Encumbrances can take several of different forms. A patent licensing agreement is an encumbrance because it prevents a company buying a patent asset from obtaining royalties from a company that has already licensed the patent. Companies can also sign covenants not to sue each other that can run with the patents. If those patents are sold while those covenants are still in force, the patent’s market value is similarly limited.
Patent broker Brad Close notes that encumbrances can have the effect of reducing a patent’s value by up to 100 percent, practically rendering a patent valueless on the market. “If the only companies which are potential targets for a license are already licensed, then the intellectual property is essentially worthless,” Close said. Close has worked as a patent broker for 12 years and has spent parts of the last decade working on brokering patent sales for startups while working with such firms as TIPS Group, Transpacific IP and Blackstone IP.
“If a startup is considering entering into an agreement that would place an encumbrance upon a patent, I would advise them to be very sure that what they’re receiving in return offers adequate value and to take into consideration both their investors and the future of the business,” Close said.
Certain organizations and consortiums in the patent sector require their members to enter into agreements which place encumbrances on patent assets. One such organization is LOT Network which requires members to sign an agreement that offers a conditional license in the event that a patent is sold to a patent assertion entity (PAE) or non-practicing entities (NPEs), effectively protecting members from PAE suits of LOT originated patents. While the potential of avoiding litigation from PAEs and NPEs may seem attractive to startups, Close notes that startups don’t face the same litigation risks of much larger entities. “True NPEs don’t target startups because they don’t have the market share to make litigation worthwhile,” Close said. “NPEs are typically going to go after companies who hold a significant share of the market.”
LOT Network poses the question of whether membership in the consortium is appropriate for a startup as a simple one: If the firm is optimistic about its future and expects to remain in business, then it should consider joining to mitigate its litigation risk. “[I]t comes down to whether you’re optimistic about your future,” Ken Seddon, the CEO and president of LOT Network, told IPWatchdog in an interview in August 2018.
Close doesn’t believe the question is quite as simple as Seddon makes it out to be, because a market exit might not be the only scenario under which a startup may want to sell patent assets. “A startup might create IP to protect, say, a widget product, but if the startup decides to go in a totally different direction, it might behoove the company to sell their widget-related IP if they become cash-strapped,” Close said. “To just say, ‘Hey, don’t you believe in your company?’ ignores the reality of the situation and substitutes pride for logic.”
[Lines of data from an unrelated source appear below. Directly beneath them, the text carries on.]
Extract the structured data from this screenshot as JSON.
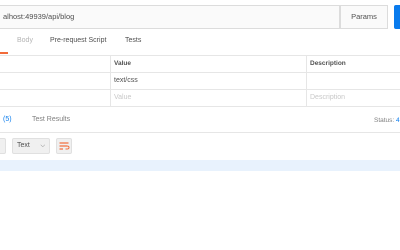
{
  "request": {
    "url": "alhost:49939/api/blog",
    "params_label": "Params",
    "tabs": [
      {
        "label": "Body",
        "state": "disabled"
      },
      {
        "label": "Pre-request Script",
        "state": "normal"
      },
      {
        "label": "Tests",
        "state": "normal"
      }
    ]
  },
  "headers_table": {
    "columns": {
      "value": "Value",
      "description": "Description"
    },
    "rows": [
      {
        "key": "",
        "value": "text/css",
        "description": ""
      }
    ],
    "placeholder": {
      "value": "Value",
      "description": "Description"
    }
  },
  "response": {
    "headers_count": "(5)",
    "test_results_label": "Test Results",
    "status_label": "Status:",
    "status_value": "4",
    "format_select": "Text"
  },
  "colors": {
    "accent_orange": "#f26b3a",
    "accent_blue": "#097bed",
    "highlight_line": "#e8f2fd"
  }
}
Close noted that 90 percent of the patents he has brokered from startups have gone to patent aggregators and NPEs. A startup joining a consortium such as LOT Network would essentially foreclose those opportunities. “It really takes us back to the fact that encumbrances aren’t good for investors or rapidly changing startups,” Close said. “The benefit of not being sued by an NPE is really small for these startups. I don’t think that the claimed benefit they’re getting may be worth the price of trading value on their patents.”